Many opponents of the coal plants will attend rallies at the state Capitol on Sunday and Monday. But Paynter said the Texas Baptists, while not opposing the demonstrations, will not be involved.
"I know environmentalists, they want to see a bunch of Christians marching on the Capitol," she said. "I don't really want to be seen as out there beating the drums to try to get people to the Capitol. We have a longer-term goal, which is about the stewardship of creation."
Gourley, of the Baptist center in Georgia, said Texas denominational leaders must be careful not to alienate Baptists in the pews. He said it is difficult to determine whether environmentalism will gain momentum among Baptists.

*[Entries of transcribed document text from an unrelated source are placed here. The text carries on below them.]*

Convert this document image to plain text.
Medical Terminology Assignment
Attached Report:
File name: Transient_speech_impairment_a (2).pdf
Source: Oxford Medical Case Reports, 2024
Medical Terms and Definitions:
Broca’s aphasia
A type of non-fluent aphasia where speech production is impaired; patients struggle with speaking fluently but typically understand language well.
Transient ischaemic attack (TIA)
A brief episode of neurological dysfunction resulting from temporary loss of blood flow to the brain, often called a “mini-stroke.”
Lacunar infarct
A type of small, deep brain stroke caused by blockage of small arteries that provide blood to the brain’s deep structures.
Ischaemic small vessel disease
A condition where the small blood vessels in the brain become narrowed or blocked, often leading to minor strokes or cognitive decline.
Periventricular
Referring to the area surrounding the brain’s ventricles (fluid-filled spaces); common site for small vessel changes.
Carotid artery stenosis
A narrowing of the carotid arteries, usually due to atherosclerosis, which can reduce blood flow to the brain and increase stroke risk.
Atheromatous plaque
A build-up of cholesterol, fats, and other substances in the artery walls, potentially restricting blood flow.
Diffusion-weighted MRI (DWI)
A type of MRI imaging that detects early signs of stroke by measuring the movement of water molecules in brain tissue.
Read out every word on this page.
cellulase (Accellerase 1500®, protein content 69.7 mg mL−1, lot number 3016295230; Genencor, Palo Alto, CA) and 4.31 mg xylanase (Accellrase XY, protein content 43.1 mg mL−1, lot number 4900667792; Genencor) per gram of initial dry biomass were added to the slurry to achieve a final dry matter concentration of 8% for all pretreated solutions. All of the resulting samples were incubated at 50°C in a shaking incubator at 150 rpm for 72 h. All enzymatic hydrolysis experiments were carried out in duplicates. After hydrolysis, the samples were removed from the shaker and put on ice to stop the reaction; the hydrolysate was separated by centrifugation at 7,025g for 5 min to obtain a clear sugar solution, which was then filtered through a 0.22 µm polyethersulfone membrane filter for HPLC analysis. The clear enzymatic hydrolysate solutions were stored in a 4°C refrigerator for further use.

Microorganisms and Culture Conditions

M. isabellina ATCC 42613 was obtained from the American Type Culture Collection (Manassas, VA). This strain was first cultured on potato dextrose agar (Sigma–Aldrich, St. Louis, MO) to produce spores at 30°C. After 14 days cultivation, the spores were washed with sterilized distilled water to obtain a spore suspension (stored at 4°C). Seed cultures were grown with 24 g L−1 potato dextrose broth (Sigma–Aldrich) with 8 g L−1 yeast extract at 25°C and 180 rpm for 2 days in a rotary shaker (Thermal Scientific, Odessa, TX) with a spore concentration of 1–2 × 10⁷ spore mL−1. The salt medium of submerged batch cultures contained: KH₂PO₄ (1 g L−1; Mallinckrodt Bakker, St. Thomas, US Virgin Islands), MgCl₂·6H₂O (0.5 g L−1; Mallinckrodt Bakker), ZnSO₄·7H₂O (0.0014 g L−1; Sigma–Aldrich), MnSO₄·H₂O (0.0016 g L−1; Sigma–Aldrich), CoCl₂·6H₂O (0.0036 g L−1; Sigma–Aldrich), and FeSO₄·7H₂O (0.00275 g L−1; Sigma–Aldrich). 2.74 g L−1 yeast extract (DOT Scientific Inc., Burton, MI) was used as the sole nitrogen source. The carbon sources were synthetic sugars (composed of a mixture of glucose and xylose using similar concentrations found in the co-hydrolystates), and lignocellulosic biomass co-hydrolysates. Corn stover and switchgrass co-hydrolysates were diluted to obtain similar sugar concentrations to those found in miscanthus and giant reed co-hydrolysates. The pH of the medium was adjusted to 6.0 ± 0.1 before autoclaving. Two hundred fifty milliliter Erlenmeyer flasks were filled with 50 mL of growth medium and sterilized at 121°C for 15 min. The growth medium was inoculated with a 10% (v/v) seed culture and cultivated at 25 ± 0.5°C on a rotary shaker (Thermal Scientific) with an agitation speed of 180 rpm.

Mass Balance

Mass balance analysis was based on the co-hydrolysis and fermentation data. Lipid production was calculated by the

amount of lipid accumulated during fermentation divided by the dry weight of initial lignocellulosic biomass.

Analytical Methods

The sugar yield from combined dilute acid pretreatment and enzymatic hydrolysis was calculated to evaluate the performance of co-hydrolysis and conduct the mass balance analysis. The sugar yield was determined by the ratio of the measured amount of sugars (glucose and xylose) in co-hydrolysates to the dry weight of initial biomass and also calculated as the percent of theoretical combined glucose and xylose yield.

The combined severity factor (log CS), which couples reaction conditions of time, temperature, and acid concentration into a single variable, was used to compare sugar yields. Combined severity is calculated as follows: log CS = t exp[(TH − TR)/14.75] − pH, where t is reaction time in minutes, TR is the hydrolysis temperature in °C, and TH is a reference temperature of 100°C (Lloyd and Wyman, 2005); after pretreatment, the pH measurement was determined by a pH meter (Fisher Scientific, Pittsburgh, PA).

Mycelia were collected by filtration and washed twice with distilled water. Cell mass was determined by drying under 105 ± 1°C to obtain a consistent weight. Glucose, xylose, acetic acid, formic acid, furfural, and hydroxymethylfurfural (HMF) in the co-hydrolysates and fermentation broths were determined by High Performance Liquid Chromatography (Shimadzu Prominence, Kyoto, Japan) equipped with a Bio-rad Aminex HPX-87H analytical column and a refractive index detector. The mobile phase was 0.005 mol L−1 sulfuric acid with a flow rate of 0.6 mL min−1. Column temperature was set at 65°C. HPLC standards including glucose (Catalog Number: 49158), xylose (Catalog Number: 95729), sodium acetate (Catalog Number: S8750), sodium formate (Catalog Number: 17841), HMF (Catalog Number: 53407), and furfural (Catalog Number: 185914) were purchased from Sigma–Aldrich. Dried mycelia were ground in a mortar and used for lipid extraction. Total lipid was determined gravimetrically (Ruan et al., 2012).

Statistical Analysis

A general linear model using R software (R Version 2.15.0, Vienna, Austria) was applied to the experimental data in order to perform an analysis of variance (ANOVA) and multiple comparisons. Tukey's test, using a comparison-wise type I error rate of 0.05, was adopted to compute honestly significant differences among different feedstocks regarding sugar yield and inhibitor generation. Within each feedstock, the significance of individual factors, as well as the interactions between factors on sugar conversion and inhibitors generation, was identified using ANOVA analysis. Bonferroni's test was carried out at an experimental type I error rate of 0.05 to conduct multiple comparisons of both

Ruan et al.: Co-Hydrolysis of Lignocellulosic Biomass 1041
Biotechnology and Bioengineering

"I don't think it's an anomaly, but I really wonder if it's going to gain much traction any time soon," he said. "It would take a reorientation of how we Baptists understand our place in this world, and enlarging our whole definition of what salvation is."
Mary Darden, a Baptist deacon and president of Keep Waco Green, said the coal issue is rarely discussed at her church because members include power company employees. Sometimes people in her congregation, which is affiliated with the moderate Cooperative Baptist Fellowship, quietly offer support, but she said she wishes they would "come out of the closet and help."
"I do not believe God wants us to continue to pollute and cause the world to degenerate the way it is," Darden said.